Avedon, Italy was too busy laughing itself silly over Berlusconi's creative re-writing of basic history (among other things, he called the twin brothers whose myth is at the heart of the foundation of Rome "Romolo and Remolo" instead of "Romolo and Remo", kinergarten stuff here), his papier-mache statues and the determination to have the media devote virtually all their time to the Historical End of the Cold War Brought About Single-Handedly by the Best Politician Ever to Grace This World, i.e., Berlusconi himself, obfuscating this way the fact that said best polician in the world had just signally failed to win the local elections, to pay much attention to Bush.

As far as I can say, Bush is not really popular here outside Berlusconi's fond wishes. If anything, there is a pervasive and deep-rooted anti-Americanism that distress me greatly in its knee-jerk nature and in its peculiar marriage to an uncritical idealization of most things American (as well as, of course, in it being a fundamental dumb-assed generalization as all kinds of nationalism are).

Let's not confuse the scary scoundrel we have had elected over us with the totality of the nation, please. We're much better than that.

Saturday, June 01, 2002

Charlie Stross says lots of sensible things about socialism and in particular what socialism really is in Europe.

Just about every Socialist I know thinks that, far from the Soviet Union's fall proving that Marxism is a total crock, the collapse of the USSR is the best thing that's happened to socialism for nearly a century.
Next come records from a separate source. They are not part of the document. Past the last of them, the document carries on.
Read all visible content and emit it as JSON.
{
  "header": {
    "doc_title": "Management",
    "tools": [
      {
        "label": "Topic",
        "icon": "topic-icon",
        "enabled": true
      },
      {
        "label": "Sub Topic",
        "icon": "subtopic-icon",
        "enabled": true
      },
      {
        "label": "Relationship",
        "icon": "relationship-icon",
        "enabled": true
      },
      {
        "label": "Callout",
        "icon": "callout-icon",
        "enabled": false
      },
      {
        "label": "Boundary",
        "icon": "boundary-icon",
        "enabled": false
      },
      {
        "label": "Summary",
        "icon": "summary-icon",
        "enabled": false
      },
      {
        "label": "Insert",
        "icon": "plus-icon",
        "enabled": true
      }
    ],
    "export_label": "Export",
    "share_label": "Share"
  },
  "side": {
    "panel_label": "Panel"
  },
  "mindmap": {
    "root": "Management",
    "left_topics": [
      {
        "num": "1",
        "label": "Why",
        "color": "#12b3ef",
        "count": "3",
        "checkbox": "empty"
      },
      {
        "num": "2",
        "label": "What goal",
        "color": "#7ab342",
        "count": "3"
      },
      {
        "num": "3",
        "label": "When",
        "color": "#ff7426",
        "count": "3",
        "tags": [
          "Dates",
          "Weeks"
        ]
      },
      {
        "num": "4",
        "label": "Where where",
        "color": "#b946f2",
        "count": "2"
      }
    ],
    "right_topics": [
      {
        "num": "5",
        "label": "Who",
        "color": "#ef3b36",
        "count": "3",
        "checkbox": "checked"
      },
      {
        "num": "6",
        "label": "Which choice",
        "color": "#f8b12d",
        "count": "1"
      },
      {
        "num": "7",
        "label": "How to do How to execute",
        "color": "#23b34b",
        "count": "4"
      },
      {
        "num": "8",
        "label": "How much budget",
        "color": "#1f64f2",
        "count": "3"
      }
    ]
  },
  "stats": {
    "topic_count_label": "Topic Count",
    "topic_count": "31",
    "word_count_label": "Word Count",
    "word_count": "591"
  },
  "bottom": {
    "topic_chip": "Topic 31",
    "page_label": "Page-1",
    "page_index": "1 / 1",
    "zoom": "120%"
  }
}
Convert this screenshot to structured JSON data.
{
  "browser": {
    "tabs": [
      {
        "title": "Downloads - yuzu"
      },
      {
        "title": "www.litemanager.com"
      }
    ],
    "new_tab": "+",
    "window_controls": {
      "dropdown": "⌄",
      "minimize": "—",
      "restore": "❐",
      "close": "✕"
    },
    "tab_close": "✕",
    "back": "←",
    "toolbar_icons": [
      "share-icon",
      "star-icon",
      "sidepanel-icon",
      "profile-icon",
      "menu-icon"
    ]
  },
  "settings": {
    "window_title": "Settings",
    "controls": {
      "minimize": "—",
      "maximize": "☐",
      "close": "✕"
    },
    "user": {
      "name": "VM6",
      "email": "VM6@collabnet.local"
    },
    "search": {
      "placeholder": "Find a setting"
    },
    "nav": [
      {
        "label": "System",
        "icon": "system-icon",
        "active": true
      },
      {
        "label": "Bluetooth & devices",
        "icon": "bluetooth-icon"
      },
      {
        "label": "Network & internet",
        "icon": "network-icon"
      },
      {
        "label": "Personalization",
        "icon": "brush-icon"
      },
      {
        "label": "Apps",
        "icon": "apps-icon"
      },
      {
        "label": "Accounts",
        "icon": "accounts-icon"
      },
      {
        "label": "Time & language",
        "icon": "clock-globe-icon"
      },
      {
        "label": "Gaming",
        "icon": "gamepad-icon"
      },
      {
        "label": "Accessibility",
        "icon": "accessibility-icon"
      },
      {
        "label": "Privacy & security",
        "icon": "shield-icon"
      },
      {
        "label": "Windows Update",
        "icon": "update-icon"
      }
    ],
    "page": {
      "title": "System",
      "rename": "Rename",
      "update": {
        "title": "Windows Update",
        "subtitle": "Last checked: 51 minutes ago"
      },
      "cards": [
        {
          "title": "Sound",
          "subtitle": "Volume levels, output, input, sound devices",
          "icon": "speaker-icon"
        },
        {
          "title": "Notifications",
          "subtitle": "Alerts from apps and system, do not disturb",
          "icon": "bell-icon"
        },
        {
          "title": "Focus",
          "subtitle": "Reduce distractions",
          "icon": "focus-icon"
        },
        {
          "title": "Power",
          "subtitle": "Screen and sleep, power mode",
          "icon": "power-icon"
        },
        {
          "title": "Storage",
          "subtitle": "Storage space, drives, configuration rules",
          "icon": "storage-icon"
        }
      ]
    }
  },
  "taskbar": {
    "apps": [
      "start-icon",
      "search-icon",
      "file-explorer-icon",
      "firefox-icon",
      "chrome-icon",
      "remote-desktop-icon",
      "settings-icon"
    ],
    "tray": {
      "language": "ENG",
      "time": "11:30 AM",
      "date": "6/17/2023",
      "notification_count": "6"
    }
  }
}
The entire ghastly Leninist experiment can now be laid at the crossroads with a stake through its heart and a garlic bulb in its mouth -- leaving the socialists free to get back to the main program, which is redressing the roots of human injustice and inequity.

I'm really not as optimistic as he is about the collapse of the Soviet Union being a good thing for the socialist idea, but the whole piece is worth reading.